Aussi, d’après-lui, si le Continent africain ne dispose pas encore de l’infrastructure nécessaire, c’est justement parce que le secteur privé ne veut pas payer de taxes. C’est dire que l’imposition dissuade les opérateurs à investir. A. Laffer invite les administrations fiscales à utiliser les incitations positives et à traiter les contribuables comme des clients. Il formule ainsi cinq recommandations : accorder moins de subventions possibles, avoir un taux d’imposition bas qui couvre tous les secteurs, instaurer un taux d’imposition faible avec une base très large et moins de tarifs douaniers pour encourager un libre-échange gagnant-gagnant, réduire le rôle de l’Etat pour éviter les dommages collatéraux.

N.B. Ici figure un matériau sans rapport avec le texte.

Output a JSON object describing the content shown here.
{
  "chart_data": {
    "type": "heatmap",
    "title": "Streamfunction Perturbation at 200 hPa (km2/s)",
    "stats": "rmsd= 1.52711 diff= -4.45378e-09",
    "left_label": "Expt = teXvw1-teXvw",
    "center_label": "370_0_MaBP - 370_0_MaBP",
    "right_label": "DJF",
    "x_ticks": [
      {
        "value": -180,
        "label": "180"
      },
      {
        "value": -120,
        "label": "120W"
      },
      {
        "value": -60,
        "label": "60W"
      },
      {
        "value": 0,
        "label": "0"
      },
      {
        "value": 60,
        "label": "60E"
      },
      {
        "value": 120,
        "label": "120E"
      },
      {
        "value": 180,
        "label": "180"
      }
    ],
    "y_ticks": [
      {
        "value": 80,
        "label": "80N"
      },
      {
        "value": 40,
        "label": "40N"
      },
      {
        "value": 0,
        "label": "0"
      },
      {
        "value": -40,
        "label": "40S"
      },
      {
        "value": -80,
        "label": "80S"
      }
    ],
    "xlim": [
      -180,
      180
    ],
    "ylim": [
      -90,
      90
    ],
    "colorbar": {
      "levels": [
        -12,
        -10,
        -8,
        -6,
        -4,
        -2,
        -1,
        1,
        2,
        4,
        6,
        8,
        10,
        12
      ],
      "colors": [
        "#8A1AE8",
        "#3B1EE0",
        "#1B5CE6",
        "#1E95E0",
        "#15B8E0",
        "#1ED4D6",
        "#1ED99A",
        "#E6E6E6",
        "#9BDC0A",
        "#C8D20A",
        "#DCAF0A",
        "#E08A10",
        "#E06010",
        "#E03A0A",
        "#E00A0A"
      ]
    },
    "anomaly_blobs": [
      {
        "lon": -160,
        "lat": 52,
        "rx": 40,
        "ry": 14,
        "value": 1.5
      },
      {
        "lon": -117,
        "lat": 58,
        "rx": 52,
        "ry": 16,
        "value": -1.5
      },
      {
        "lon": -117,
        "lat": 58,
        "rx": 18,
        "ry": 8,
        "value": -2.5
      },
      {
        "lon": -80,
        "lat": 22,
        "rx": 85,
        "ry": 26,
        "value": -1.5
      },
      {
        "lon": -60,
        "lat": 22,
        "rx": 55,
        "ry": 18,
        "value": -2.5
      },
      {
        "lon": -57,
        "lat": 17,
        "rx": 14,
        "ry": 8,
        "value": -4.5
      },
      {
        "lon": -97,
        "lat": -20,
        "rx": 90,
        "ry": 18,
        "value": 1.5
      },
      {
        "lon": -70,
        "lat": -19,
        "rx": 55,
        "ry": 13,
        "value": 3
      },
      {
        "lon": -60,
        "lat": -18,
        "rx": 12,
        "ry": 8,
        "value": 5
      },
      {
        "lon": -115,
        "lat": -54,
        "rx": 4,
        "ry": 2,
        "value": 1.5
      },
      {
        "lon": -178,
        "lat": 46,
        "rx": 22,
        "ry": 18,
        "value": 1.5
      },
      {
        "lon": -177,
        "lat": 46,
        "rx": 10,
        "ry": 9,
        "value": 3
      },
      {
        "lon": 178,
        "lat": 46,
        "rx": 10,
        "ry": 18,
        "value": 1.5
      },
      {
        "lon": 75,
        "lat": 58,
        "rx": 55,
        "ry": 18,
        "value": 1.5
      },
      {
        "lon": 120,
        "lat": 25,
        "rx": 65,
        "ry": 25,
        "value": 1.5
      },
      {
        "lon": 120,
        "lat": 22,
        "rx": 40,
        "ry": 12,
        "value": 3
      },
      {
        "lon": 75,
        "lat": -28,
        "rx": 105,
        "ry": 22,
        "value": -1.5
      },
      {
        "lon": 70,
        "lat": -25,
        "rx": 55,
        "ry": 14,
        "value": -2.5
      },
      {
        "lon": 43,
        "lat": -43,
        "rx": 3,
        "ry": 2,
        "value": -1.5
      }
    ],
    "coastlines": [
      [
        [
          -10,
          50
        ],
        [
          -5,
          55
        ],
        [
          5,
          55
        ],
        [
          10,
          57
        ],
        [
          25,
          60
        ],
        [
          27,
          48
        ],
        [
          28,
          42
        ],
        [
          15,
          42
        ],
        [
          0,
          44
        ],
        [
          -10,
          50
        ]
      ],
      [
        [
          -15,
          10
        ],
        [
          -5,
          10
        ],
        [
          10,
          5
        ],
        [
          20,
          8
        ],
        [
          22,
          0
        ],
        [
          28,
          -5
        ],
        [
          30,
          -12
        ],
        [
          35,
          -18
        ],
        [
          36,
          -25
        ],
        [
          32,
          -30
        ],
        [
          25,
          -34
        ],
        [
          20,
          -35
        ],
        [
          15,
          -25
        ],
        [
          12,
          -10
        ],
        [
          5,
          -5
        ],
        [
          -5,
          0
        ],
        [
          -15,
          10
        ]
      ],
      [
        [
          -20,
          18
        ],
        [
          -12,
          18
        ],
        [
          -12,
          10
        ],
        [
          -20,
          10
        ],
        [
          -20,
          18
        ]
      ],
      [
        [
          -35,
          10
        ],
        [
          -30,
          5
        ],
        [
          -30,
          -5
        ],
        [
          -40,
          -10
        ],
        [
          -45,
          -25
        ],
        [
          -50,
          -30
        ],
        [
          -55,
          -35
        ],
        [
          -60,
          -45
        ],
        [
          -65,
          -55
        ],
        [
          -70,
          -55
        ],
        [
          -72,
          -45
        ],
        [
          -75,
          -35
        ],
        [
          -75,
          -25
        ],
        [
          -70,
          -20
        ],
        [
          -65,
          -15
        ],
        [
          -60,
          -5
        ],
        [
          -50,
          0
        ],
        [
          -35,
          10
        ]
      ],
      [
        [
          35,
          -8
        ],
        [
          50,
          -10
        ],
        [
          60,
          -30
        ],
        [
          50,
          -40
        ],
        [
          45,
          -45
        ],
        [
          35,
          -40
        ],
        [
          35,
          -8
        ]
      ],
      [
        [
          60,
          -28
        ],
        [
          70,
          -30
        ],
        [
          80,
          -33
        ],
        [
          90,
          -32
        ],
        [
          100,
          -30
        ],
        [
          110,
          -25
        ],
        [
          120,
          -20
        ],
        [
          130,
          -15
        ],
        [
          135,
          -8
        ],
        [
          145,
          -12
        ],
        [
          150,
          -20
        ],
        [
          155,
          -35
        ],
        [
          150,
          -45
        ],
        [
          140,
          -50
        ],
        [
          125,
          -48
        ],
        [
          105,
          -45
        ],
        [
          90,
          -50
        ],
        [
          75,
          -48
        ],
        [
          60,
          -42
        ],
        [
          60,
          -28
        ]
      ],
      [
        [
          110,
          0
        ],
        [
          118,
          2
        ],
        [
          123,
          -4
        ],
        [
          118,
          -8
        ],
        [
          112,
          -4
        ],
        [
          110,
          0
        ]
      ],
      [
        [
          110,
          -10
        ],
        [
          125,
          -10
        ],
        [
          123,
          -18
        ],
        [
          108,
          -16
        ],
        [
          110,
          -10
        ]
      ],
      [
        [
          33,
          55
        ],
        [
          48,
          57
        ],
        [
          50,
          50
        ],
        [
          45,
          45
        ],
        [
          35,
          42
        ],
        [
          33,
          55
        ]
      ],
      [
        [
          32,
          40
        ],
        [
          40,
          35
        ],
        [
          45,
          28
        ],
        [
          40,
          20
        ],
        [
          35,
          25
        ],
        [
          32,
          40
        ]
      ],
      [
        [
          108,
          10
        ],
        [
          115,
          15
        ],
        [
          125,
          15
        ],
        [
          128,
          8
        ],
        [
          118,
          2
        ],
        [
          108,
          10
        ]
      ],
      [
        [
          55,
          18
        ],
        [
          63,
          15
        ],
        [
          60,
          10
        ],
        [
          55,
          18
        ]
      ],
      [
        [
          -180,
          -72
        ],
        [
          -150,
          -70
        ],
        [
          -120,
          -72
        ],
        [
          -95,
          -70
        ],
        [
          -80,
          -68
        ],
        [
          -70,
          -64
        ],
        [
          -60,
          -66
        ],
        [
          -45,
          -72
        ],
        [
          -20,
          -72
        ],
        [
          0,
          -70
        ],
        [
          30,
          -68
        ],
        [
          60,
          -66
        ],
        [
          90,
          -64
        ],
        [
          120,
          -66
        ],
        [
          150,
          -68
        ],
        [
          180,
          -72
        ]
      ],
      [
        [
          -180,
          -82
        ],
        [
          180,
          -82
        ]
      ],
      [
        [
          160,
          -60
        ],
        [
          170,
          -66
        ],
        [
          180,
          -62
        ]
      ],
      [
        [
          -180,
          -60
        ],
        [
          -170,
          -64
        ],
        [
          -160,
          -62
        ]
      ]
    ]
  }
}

Et pour résumer, il incite les pays africains à ne pas imiter les pays riches aujourd’hui, mais durant leurs premières années de développement. Des recommandations, qui ont provoqué une réaction chez les autres intervenants, qui les considèrent comme étant inadaptées à la réalité du continent africain. A. Boukhriss, président de la commission fiscalité au sein de la CGEM, estime que les recommandations de Laffer peuvent varier d’un pays à l’autre et ne peuvent faire l’objet d’une recette universelle. D’après lui, pour une mobilisation des recettes fiscales, il faut qu’il y ait des prérequis tels que la déclinaison d’une politique fiscale pour donner de la visibilité aux opérateurs, un vrai partenariat entre l’administration et le contribuable et une réglementation fiscale moderne qui puisse donner les garanties nécessaires pour établir la confiance. Un point de vue largement partagé par les autres représentants africains. 

Les dessous de la courbe de Laffer

L'idée que «trop d'impôts tue l'impôt» est ancienne : des économistes libéraux avaient en leur temps déjà mené une réflexion sur ce phénomène, comme Adam Smith qui définissait le phénomène en écrivant : «L'impôt peut entraver l'industrie du peuple et le détourner de s'adonner à certaines branches de commerce ou de travail» et surtout Jean-Baptiste Say, qui concluait «qu'un impôt exagéré détruit la base sur laquelle il porte».

Mais il revient à l'économiste américain Arthur Laffer, à la fin des années 70, d'avoir tenté de théoriser ce qu'il nommait «l'allergie fiscale», et de l'avoir popularisée (au point qu'elle est évoquée dans le débat et les choix politiques), à l'aide de la courbe qui porte son nom.

La courbe de Laffer est une modélisation économique développée par des économistes de l'offre, en particulier Arthur Laffer, fondée sur l'idée que la relation positive entre croissance du taux d'imposition et croissance des recettes de l'État (l’État étant défini au sens large, c’est-à-dire que le terme représente ici toutes les administrations publiques) s'inverse lorsque le taux d'imposition devient trop élevé.

Lorsque les prélèvements obligatoires sont déjà élevés, une augmentation de l’impôt conduirait alors à une baisse des recettes de l'État, parce que les agents économiques surtaxés seraient incités à moins travailler (cela ne vaut plus la peine de travailler si la progression des gains issus du travail diminue pour une unité supplémentaire de travail effectué).